Les groupes TF1 et M6 ne possèdent pas seulement les chaînes éponymes historiques (TF1 et M6) mais aussi bien d’autres chaînes gratuites de la TNT : TMC, TFX, TF1 Séries Films et LCI, soit au total cinq chaînes du côté de la filiale du groupe Bouygues ; M6, W9, 6ter et Gulli, soit également cinq chaînes du côté de la filiale de RTL Group du groupe Bertelsmann. Et encore, si l’on considère les chaînes payantes de la TNT, il y a Paris Première au sein du groupe M6.

TF1 et M6 = 40 % des chaînes gratuites
Ensemble, les groupes TF1 et M6 – qui ont finalement abandonné mi-septembre 2022 leur projet de fusion (1) – cumulent dix chaînes gratuites de la TNT. Cela représente tout de même 40 % des 25 chaînes gratuites de la TNT (voir tableau ci-dessous). Mais leur position dominante – si l’on considère ce « duopole » potentiel – est surtout le fait de leur chaîne « vaisseau amiral » que sont les chaînes TF1 et M6. « Chaînes historiques lancées à l’ère de la télévision analogique, TF1 et M6 sont les deux principaux services privés en clair de la TNT. Ils se caractérisent en particulier par leur capacité à fédérer une large audience, leurs parts de marché publicitaire, la diversité des programmes qu’ils diffusent, leur contribution au renouvellement de l’offre et le poids de leurs investissements en production. Ces services bénéficient d’une exposition avantageuse aux numéros 1 et 6 dans le plan de numérotation des chaînes de la TNT », résume l’Autorité de régulation de la communication audiovisuelle et numérique (Arcom) dans son étude d’impact publiée le 17 novembre dernier (2). Ce sont justement les autorisations accordées aux sociétés Télévision Française 1 (filiale de Bouygues) et Métropole Télévision (filiale de RTL Group/Bertelsmann) pour ces chaînes gratuites TF1 et M6 qui arrivent à échéance le 5 mai 2023. L’Arcom, qui n’avait pas vu d’un très bon oeil le projet de fusion TF1-M6 en raison « des effets notables (…) sur les marchés publicitaires, de l’édition et de la distribution, ainsi que (…) de l’acquisition de programmes » (3), veut saisir cette opportunité pour redynamiser la TNT en perte de vitesse.

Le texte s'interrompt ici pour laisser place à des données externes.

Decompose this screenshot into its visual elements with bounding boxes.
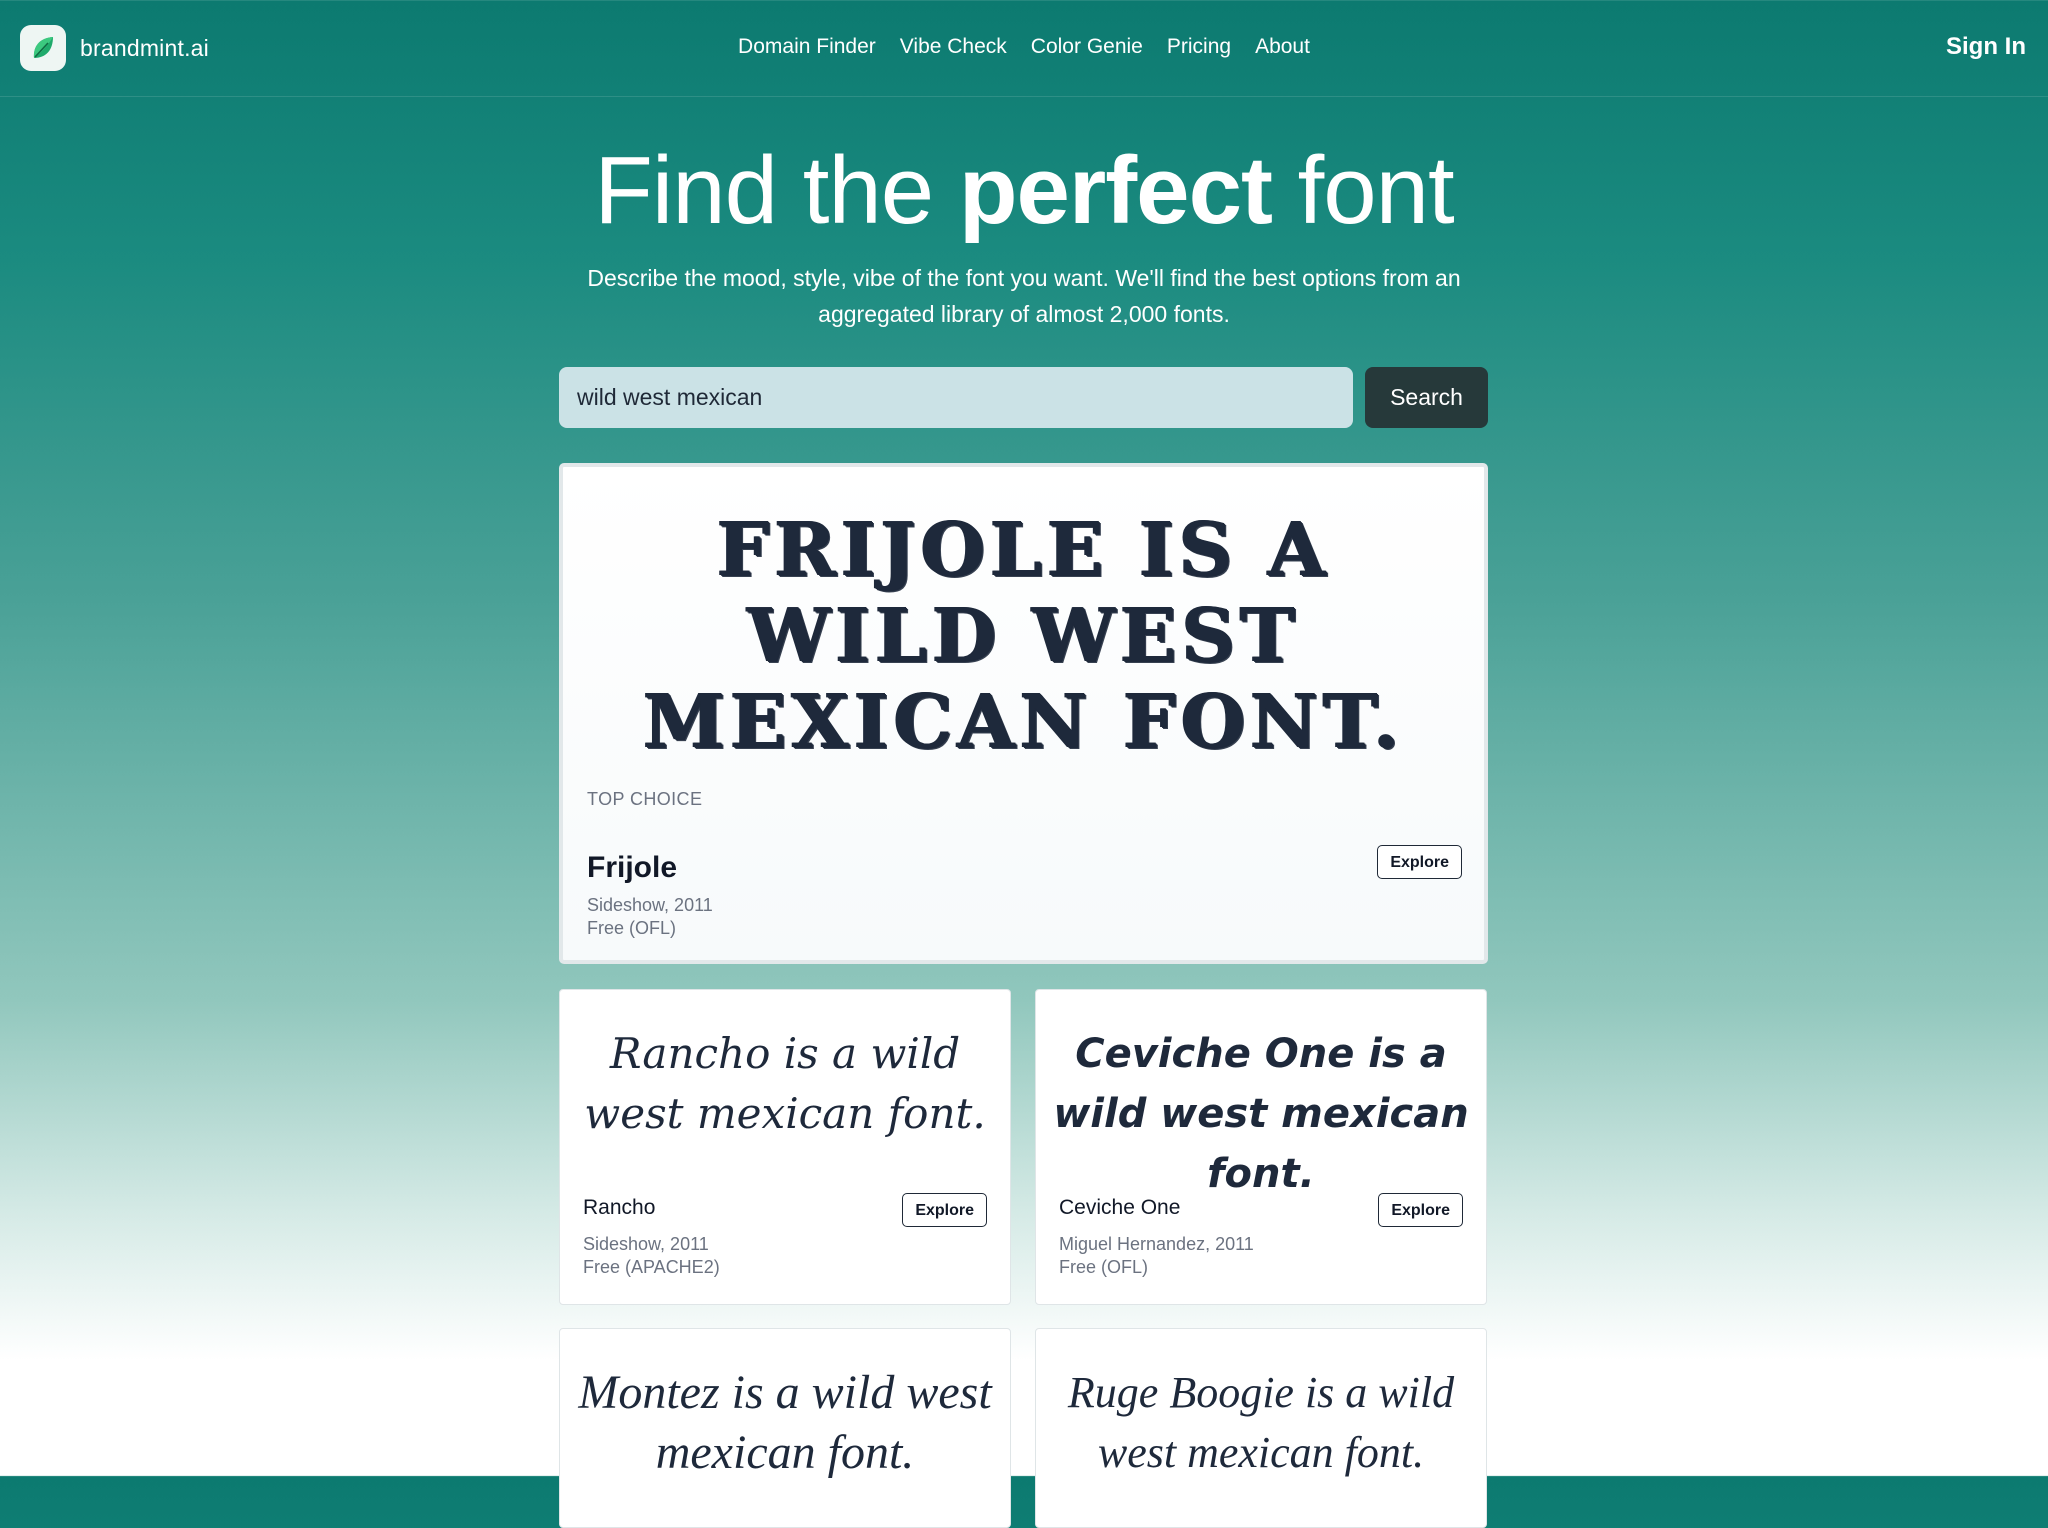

Aussi, c’est la toute première fois que les chaînes historiques vont devoir répondre à un appel à candidatures pour les fréquences gratuites qu’elles détiennent jusque-là – et non pas se contenter d’une procédure simplifiée de nouvellement d’autorisation sur les fréquences gratuites respectives (ces fameuses ressources radioélectriques).
C’est une petite révolution dans le PAF – paysage audiovisuel français. « Ni la consultation publique, ni l’étude d’impact ne font apparaître que la situation économique actuelle du marché de la TNT gratuite s’oppose au lancement d’un appel à candidatures pour autoriser deux chaînes nationales gratuites et financées par la publicité », en a conclu l’Arcom présidée par Roch-Olivier Maistre (photo). Le régulateur de l’audiovisuel a même estimé que « compte tenu de la place de TF1 et M6 sur le marché (en termes de publicité, d’audience et de programmes notamment), l’absence de lancement de l’appel à candidatures serait dommageable pour le marché et pour le téléspectateur qui verrait l’offre mise à sa disposition se réduire ».

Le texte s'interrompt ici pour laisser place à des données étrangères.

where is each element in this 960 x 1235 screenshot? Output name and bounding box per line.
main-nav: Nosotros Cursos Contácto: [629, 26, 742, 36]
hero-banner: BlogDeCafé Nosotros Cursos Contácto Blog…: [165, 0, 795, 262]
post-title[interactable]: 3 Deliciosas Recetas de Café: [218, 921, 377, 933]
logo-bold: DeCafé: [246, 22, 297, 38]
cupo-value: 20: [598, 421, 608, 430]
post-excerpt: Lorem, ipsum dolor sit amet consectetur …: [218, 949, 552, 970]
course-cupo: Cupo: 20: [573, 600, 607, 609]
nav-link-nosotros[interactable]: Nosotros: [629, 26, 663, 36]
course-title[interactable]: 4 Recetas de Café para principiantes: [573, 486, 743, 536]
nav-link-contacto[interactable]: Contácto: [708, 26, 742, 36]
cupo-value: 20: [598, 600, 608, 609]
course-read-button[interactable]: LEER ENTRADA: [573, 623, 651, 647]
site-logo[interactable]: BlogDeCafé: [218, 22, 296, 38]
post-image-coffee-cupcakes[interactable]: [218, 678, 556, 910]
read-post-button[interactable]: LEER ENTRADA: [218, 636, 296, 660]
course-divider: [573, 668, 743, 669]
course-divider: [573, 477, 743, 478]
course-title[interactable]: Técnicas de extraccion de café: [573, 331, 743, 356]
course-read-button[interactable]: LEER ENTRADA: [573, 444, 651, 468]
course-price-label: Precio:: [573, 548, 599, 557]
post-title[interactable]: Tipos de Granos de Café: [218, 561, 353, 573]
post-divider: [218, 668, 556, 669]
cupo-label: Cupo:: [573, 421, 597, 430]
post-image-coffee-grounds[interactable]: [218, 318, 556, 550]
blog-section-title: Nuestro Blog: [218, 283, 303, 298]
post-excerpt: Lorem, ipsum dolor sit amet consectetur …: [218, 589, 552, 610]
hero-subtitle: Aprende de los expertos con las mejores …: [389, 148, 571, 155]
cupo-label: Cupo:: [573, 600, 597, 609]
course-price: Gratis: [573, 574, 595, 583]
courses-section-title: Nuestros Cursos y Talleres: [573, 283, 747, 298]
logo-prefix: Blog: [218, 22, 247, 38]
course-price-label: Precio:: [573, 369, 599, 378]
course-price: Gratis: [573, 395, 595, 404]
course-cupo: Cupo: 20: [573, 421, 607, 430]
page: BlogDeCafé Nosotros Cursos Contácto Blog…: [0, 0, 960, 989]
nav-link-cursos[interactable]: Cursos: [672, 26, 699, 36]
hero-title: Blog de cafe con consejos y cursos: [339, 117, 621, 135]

L’appel à candidatures – susceptible d’ouvrir la TNT à un nouvel entrant – a été lancé par l’Arcom le 7 décembre (4) et jusqu’au 23 janvier 2023 (aactnt@arcom.fr). Cela pourrait revigorer la concurrence entre les chaînes gratuites, bousculer les « rentes » de situations ou toute autre position dominante du « duopole » TF1-M6. D’autant que l’attribution des ressources rendues disponibles, à partir du 6 mai 2023 précisément, intervient au moment où la consommation de la télévision est en baisse et l’audience des téléspectateurs vieillissante. « La durée d’écoute individuelle (DEI) de la télévision a atteint un pic en 2012 (3h50), avant d’entamer une baisse, qui s’est accélérée en 2018 et 2019 » (la hausse durant la crise sanitaire n’ayant été que conjoncturelle). Le groupe TF1 a perdu 5,8 points de part d’audience entre 2007 et 2021, toutes chaînes confondues, dont les chaînes gratuites rachetées NT1 (devenue TFX) et HD1 (devenue TF1 Séries Films) ou lancées TMC (ex-Télé Monte-Carlo) qui ont limité la casse. De même, le groupe M6 a réussi à maintenir une part d’audience stable sur l’ensemble de la période grâce aux lancements de W9 et de 6ter, et à l’acquisition de Gulli. Pour autant, les chaînes TF1 et M6, avec leur part d’audience respective de 19,7 % et de 9,1 %, s’arrogent à eux deux près de 30 % de l’audience TV nationale (voir tableau ci-contre), voire 40 % avec toutes leurs chaînes.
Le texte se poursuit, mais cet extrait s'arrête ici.